The rate for jumbo 30-year FRM, loans with balances exceeding the conforming limit, averaged 3.51 percent, down 1 basis point from a week earlier. Points increased to 0.33 from 0.30 and the effective rate moved higher.

The average contract interest rate for 30-year FRM backed by the FHA was unchanged at 3.27 percent, with points increasing to 0.42 from 0.35. The effective rate increased.

Fifteen-year FRM had an average rate of 2.73 percent with 0.37 point compared to the previous week's average of 2.76 percent with 0.36 point. The effective rate also declined.

The average contract interest rate for 5/1 adjustable rate mortgages (ARMs) ticked up 1 basis point to 3.09 percent. Points dropped to -0.03 from 0.11 and the effective rate decreased.  The adjustable-rate mortgage (ARM) share of activity dipped to 3.1 percent of total applications from 3.2 percent the prior week.

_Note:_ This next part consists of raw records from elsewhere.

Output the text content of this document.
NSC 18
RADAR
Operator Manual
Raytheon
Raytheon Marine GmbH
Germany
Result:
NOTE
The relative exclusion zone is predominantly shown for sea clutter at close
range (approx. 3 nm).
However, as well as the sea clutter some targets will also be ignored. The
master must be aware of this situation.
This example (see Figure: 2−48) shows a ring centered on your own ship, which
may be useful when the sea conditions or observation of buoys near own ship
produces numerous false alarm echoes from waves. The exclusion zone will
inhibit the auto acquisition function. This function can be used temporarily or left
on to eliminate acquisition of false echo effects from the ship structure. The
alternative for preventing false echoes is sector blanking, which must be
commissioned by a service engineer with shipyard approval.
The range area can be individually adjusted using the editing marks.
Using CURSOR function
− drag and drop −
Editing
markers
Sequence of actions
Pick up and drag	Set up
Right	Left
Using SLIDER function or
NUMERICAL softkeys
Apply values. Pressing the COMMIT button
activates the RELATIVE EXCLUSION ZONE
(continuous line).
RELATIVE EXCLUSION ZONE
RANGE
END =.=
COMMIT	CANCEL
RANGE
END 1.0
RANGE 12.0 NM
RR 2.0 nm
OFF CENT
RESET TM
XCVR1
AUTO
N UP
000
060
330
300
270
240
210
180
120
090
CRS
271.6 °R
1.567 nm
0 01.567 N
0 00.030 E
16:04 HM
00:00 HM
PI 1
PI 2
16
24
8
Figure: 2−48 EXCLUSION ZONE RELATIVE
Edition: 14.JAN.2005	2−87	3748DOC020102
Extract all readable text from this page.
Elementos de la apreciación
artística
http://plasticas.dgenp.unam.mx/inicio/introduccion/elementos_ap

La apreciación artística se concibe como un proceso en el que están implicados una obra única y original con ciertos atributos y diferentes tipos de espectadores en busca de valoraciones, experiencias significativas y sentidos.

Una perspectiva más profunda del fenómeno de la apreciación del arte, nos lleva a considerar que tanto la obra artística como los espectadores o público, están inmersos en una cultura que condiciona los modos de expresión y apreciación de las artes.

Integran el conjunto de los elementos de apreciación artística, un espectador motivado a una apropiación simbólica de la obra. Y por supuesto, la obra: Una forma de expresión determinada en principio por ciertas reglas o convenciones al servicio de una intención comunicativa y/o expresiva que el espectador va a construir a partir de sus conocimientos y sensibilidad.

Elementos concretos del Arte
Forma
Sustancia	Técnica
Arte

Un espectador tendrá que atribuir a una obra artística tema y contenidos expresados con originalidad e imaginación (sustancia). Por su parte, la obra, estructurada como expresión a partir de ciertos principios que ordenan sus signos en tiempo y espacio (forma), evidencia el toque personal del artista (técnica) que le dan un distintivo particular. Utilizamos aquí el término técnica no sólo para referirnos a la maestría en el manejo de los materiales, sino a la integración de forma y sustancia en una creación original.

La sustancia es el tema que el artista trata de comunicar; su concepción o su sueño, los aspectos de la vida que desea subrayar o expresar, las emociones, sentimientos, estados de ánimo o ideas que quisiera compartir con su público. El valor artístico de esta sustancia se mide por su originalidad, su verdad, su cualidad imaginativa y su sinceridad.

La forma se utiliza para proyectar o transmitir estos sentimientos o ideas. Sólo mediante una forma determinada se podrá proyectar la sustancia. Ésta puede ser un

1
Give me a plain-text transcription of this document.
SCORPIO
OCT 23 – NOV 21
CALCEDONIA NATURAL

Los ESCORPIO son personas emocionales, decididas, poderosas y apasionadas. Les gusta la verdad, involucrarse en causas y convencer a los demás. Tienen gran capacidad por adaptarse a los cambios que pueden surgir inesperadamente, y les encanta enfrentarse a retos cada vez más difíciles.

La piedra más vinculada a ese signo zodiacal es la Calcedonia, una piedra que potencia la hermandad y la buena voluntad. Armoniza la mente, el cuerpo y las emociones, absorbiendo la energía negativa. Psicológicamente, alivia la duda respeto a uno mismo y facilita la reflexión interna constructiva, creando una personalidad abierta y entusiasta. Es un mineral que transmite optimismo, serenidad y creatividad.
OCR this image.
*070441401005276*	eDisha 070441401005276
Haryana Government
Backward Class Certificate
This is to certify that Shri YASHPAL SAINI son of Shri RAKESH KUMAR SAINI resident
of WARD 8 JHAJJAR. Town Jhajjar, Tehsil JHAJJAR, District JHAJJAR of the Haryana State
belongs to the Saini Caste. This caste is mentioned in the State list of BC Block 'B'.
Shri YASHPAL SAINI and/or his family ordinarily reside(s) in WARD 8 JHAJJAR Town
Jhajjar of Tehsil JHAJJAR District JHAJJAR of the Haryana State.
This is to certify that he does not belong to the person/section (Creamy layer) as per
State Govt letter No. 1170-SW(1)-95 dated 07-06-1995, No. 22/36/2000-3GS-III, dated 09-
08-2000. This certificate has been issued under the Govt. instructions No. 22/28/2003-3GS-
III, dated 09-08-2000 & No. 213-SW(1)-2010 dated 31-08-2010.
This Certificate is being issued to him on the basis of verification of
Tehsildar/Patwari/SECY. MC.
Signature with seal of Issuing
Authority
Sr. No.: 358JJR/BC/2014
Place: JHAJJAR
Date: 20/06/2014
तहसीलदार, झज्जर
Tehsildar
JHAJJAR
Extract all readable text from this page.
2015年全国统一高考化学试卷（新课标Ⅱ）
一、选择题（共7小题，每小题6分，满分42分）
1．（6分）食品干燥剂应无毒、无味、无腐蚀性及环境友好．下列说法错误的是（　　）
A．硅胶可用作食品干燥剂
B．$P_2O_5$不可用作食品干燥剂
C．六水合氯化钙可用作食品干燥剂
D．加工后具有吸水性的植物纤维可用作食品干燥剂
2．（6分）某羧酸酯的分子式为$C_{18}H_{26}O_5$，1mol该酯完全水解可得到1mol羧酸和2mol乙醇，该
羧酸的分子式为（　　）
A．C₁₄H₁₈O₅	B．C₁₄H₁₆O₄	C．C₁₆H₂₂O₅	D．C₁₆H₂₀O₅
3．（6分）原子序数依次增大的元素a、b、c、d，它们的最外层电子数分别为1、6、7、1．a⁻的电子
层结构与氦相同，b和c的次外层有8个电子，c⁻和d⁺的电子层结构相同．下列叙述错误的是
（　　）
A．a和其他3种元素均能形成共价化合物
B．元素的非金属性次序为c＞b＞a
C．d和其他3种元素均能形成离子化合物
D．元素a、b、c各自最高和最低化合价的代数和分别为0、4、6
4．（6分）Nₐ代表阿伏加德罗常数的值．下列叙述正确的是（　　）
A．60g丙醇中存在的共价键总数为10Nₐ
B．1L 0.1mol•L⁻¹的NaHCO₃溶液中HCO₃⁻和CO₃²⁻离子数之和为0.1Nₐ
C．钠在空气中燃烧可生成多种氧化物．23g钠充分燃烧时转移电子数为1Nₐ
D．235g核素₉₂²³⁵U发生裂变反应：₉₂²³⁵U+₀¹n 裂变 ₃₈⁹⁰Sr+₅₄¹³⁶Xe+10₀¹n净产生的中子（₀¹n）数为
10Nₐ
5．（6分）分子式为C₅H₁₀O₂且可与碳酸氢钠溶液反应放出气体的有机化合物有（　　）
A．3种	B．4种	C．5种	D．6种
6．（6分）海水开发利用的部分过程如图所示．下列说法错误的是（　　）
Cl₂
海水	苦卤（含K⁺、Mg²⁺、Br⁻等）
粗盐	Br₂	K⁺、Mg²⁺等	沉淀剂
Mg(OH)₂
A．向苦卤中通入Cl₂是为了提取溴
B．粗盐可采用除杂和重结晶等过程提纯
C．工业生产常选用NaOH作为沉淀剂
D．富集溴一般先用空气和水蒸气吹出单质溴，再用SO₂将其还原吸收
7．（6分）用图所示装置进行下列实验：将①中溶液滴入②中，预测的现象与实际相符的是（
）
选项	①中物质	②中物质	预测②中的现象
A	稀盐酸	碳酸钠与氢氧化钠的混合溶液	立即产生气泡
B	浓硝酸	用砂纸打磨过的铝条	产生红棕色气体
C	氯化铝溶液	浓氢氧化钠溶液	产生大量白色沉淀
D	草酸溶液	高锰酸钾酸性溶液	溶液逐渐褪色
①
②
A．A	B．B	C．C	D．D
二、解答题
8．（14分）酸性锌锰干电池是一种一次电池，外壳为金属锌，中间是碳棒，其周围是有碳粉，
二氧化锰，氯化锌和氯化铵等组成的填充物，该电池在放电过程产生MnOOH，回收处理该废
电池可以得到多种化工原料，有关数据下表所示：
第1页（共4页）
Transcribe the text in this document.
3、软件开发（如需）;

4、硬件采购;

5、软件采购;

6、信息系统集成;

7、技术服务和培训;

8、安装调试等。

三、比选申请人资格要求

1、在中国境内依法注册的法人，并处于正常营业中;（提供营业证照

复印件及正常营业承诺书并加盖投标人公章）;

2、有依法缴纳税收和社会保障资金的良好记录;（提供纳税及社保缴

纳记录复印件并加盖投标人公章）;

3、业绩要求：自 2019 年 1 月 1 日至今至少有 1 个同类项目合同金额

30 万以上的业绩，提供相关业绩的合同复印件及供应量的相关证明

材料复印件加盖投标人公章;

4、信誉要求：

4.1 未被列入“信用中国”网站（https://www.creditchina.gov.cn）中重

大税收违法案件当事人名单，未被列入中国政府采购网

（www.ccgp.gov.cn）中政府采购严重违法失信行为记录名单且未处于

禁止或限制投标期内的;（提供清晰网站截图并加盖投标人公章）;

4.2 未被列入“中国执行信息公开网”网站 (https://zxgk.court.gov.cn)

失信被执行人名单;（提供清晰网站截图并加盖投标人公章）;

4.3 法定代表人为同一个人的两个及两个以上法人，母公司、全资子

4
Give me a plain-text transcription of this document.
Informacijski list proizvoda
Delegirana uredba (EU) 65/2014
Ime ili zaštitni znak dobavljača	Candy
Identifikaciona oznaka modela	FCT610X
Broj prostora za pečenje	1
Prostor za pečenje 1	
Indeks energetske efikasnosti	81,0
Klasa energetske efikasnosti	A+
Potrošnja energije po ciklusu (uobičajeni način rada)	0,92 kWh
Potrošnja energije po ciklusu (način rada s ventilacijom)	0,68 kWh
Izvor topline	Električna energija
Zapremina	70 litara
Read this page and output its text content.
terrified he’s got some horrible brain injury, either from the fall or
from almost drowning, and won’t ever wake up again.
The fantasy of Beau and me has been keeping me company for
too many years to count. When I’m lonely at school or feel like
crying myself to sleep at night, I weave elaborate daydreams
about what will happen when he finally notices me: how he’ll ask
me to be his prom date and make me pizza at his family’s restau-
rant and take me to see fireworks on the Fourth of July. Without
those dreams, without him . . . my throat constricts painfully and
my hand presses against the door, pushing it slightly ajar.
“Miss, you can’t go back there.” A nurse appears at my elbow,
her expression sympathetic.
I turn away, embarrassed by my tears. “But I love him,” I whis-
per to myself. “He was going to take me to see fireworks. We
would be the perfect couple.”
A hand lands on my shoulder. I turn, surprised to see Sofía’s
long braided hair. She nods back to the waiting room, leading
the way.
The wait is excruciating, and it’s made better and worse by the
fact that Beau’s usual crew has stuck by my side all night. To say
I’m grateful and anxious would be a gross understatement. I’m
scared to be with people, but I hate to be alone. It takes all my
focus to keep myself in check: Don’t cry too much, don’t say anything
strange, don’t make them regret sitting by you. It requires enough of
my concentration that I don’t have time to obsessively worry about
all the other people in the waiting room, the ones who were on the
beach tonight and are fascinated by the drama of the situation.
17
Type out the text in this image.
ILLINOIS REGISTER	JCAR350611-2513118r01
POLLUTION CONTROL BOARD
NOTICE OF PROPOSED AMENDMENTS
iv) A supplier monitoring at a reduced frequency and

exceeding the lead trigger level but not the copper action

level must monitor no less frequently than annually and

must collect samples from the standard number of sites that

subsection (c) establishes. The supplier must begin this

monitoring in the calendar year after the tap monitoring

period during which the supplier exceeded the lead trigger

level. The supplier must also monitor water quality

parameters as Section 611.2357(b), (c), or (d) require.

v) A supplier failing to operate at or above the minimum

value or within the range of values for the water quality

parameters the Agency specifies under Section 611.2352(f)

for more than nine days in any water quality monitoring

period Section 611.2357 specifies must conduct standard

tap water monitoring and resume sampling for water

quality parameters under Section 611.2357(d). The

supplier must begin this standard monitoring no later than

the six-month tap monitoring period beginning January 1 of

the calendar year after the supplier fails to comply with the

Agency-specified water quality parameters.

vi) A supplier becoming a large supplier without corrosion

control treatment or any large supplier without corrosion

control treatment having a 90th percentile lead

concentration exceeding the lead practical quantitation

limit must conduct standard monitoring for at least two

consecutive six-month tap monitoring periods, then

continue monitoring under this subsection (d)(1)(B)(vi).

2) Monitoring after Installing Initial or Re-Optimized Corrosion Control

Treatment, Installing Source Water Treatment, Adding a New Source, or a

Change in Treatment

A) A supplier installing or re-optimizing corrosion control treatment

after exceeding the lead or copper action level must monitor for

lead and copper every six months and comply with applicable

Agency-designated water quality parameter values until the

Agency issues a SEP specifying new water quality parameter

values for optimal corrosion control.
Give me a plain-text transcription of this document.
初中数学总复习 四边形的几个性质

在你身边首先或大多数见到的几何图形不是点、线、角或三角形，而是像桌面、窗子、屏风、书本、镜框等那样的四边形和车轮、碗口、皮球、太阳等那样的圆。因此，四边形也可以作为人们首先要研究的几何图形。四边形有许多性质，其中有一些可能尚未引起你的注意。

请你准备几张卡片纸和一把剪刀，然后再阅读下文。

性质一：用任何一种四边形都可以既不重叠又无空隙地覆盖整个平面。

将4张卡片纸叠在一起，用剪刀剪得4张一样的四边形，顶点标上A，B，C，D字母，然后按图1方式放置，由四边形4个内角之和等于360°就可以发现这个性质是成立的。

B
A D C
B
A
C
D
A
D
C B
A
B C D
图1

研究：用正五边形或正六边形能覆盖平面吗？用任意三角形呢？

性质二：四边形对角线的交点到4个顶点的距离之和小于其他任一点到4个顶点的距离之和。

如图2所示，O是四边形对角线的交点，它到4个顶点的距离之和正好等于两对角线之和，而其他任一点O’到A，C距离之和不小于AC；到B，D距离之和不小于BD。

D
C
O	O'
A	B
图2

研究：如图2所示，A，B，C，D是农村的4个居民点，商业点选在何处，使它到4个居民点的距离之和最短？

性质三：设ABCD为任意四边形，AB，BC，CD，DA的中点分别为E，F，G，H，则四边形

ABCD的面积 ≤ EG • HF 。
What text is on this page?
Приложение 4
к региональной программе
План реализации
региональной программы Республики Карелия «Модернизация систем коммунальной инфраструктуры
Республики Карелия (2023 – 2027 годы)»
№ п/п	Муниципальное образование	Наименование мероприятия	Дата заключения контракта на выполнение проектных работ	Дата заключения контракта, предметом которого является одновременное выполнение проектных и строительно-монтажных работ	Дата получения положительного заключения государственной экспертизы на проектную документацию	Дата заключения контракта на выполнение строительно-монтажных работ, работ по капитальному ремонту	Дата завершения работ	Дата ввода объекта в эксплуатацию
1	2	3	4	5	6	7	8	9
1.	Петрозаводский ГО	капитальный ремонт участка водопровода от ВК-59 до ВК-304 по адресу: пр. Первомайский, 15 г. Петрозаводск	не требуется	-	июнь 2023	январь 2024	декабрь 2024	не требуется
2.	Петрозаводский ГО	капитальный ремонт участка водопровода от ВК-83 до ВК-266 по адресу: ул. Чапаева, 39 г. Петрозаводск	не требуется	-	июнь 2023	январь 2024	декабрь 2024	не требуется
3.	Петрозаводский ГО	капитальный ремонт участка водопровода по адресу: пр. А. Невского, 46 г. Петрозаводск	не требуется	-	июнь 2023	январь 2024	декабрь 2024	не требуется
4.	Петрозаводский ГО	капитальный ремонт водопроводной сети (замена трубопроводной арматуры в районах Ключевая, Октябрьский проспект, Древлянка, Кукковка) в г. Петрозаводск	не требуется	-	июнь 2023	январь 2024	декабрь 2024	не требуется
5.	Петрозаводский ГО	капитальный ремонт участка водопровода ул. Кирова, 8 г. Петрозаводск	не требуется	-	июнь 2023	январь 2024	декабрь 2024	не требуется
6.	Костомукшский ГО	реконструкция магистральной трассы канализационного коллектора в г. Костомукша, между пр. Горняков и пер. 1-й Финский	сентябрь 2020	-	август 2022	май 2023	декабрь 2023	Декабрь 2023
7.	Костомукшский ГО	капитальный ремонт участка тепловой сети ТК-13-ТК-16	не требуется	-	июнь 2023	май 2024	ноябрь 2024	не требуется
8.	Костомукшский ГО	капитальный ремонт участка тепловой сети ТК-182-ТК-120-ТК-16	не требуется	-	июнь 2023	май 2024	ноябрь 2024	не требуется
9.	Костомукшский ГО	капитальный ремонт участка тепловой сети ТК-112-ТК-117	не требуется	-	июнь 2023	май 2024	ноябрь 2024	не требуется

MBA's Weekly Mortgage Applications Survey been conducted since 1990 and covers over 75 percent of all U.S. retail residential applications Respondents include mortgage bankers, commercial banks, and thrifts. Base period and value for all indexes is March 16, 1990=100 and interest rate information is based on loans with an 80 percent loan-to-value ratio and points that include the origination fee.

MBA's most recent Forbearance and Call Volume Survey found that, as of July 26, 3.8 million homeowners were in COVID-19 related forbearance plans. This is 7.74 percent of all servicer portfolios, a 7-basis point decline from the previous week.

The share of GSE (Fannie Mae and Freddie Mac) loans in forbearance dropped by 8 basis points to 5.41 percent, the eighth consecutive decline. Loans being serviced for portfolio lenders and private label securities (PLS) also had fewer forbearances, down 16 basis points to 10.37 percent of those portfolios. The Ginnie Mae (FHA and VA) loans forbearance increased by 1 basis point to 10.28 percent.

The percentage of loans in forbearance by depository servicers dropped to 7.95 percent from 8.06 percent the prior week. Those serviced by independent mortgage bank (IMB) servicers decreased 4 basis points to 7.81 percent.

"The share of loans in forbearance declined, but we are now seeing a notable pattern developing over the past two weeks. The forbearance share is decreasing for GSE loans but has slightly increased for Ginnie Mae loans," said Mike Fratantoni, MBA's Senior Vice President and Chief Economist. "The job market has cooled somewhat over the past few weeks, with layoffs increasing and other indications that the economic rebound may be losing some steam because of the rising COVID-19 cases throughout the country. It is therefore not surprising to see this situation first impact the Ginnie Mae segment of the market."

Added Fratantoni, "The higher level of Ginnie Mae loans in forbearance will increase the amount of payments that servicers must advance. We continue to monitor servicer liquidity during these challenging times." 

Requests for forbearance as a percent of servicing portfolio volume (#) decreased relative to the prior week from 0.13 percent to 0.10 percent, the lowest level reported since early March.  Call center activity regarding forbearance fell from 9.0 percent of total volume to 6.7 percent.

MBA's latest Forbearance and Call Volume Survey covers the period from July 20 through July 26, 2020 and represents 75 percent of the first-mortgage servicing market (37.3 million loans).